Approximately 75% of the nitrogen present in a plant is in the leaf chloroplasts. Chloroplast degradation for recycling is a major nitrogen source for supporting new growth. Nitrogen is essential for plant growth and one of the most expensive and polluting fertilizers. Understanding the cellular pathways that mediate nitrogen recycling and remobilization in leaves is of crucial importance for the sustainable production of bioenergy crops. Our goal is to understand how two different photosynthetic cell types within a C4 leaf, mesophyll and bundle sheath cells, degrade and recycle cellular components, including chloroplasts, under low nitrogen conditions using single-cell and spatial multi-omics approaches. In C4 species like maize, M and BS cells work in coordination to maximize atmospheric CO2 fixation through photosynthesis. The two cell types have structurally and functionally different chloroplasts and differ greatly in their metabolic activities.

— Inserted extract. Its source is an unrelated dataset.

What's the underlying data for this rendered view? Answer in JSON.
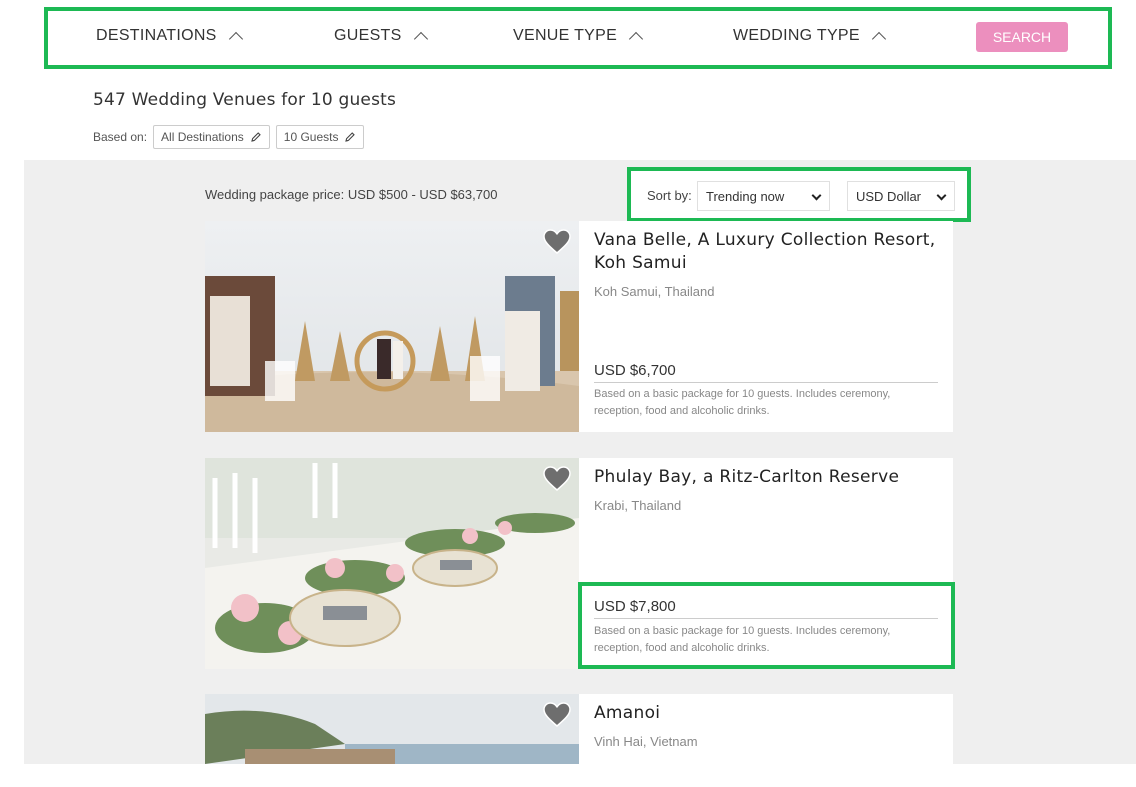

We will analyze how to major recycling pathways (canonical autophagy and the newly discovered Nbr1- compensatory pathway) are regulated and coordinated to allow C4 grasses to maximize nutrient utilization and recycling as well as to minimize cellular stress.
Our specific aims are:
(1) To dissect how canonical autophagy and compensatory pathways impact cellular recycling in differentiating, mature, and senescing photosynthetic maize leaf cell types under N deficiency using a suite of single cell/spatially resolved omics approaches (proteomics, transcriptomics, and metabolomics).
(2) To analyze the protein profiles of individual chloroplasts targeted by either autophagy and compensatory pathways using fluorescent reporters and nanoPOTS proteomics.
This project will provide fundamental knowledge to enable sustainable production of cost-competitive bioenergy C4 crops, by better understanding nutrient recycling to increase yields in low nutrient soils while minimizing fertilizer requirements and pollution.